Under certain environmental conditions, the intensity of light determines the rate of algal photosynthesis. Within the saturating light intensity, the photosynthetic rate of algae accelerates with the increase of light intensity, and above the saturating intensity, the photosynthetic rate of algae decreases until it stops. Algae biological response to light intensity and other environmental response with the different species and there are great differences in temperature conditions, Chlorella optimal light intensity of 10,000 lx; green Duchenne's optimal light intensity of 5,000 lx, light increased to 10,000 lx, the growth rate instead of a significant decline; marine protozoa of the optimal light intensity is relatively low, the growth rate of the largest light intensity of 3000 lx, if the light intensity is greater than 6000 lx, the growth rate is significantly reduced.

3 Conclusion (1) The effects of three light intensities (3000 lx, 6000 lx and 12000 lx) and seven salinity gradients (10, 15, 20, 25, 30, 35 and 40) on the growth of the algae were studied in a one-time incubation method and a two-factor experimental design. The results showed that light intensity had a significant effect on algal growth (P < 0.05), and salinity had a highly significant effect on algal growth (P < 0.01), while the interaction between light intensity and salinity did not have a significant effect (P > 0.05).

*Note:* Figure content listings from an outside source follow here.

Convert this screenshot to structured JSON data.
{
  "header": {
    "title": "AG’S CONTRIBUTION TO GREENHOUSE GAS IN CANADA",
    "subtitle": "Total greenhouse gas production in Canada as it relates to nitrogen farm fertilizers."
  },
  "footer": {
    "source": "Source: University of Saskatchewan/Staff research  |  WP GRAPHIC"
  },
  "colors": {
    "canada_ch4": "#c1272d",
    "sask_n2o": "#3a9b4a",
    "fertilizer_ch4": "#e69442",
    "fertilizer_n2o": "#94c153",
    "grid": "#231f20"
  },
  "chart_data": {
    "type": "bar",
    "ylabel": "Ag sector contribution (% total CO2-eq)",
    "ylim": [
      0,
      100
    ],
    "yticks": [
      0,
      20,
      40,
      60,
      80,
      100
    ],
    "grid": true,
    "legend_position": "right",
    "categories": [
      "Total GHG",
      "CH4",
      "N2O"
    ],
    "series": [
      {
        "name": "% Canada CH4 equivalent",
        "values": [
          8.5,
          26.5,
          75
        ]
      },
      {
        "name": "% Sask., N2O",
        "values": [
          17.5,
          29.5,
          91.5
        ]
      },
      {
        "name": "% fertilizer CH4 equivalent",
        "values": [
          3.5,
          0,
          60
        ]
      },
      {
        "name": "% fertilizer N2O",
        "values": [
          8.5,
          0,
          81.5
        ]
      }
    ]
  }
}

(2) Algae could grow under 3000-12000 lx of light and 10-40% salinity. However, the most suitable light intensity for algal growth was 6000 lx and salinity was 30. Under this condition, the maximum number of algal cells reached 65.93 × 104 /mL, the maximum growth rate was 0.3679, and the average growth rate was 0.1553.

(3) The growth characteristics of algae are different between different origins and lineages, and algae isolated from the same location may also have different growth characteristics. In addition, different experimental methods and conditions between researchers may also lead to differences in the experimental data. Therefore, attention should be paid to these matters when comparing data.

(4) Algae grow better under stronger light (12000lx) and higher salinity (40) than under lower light (3000 lx) and lower salinity (10), i.e., algae are more prone to form red tides in the sea area under strong light in summer.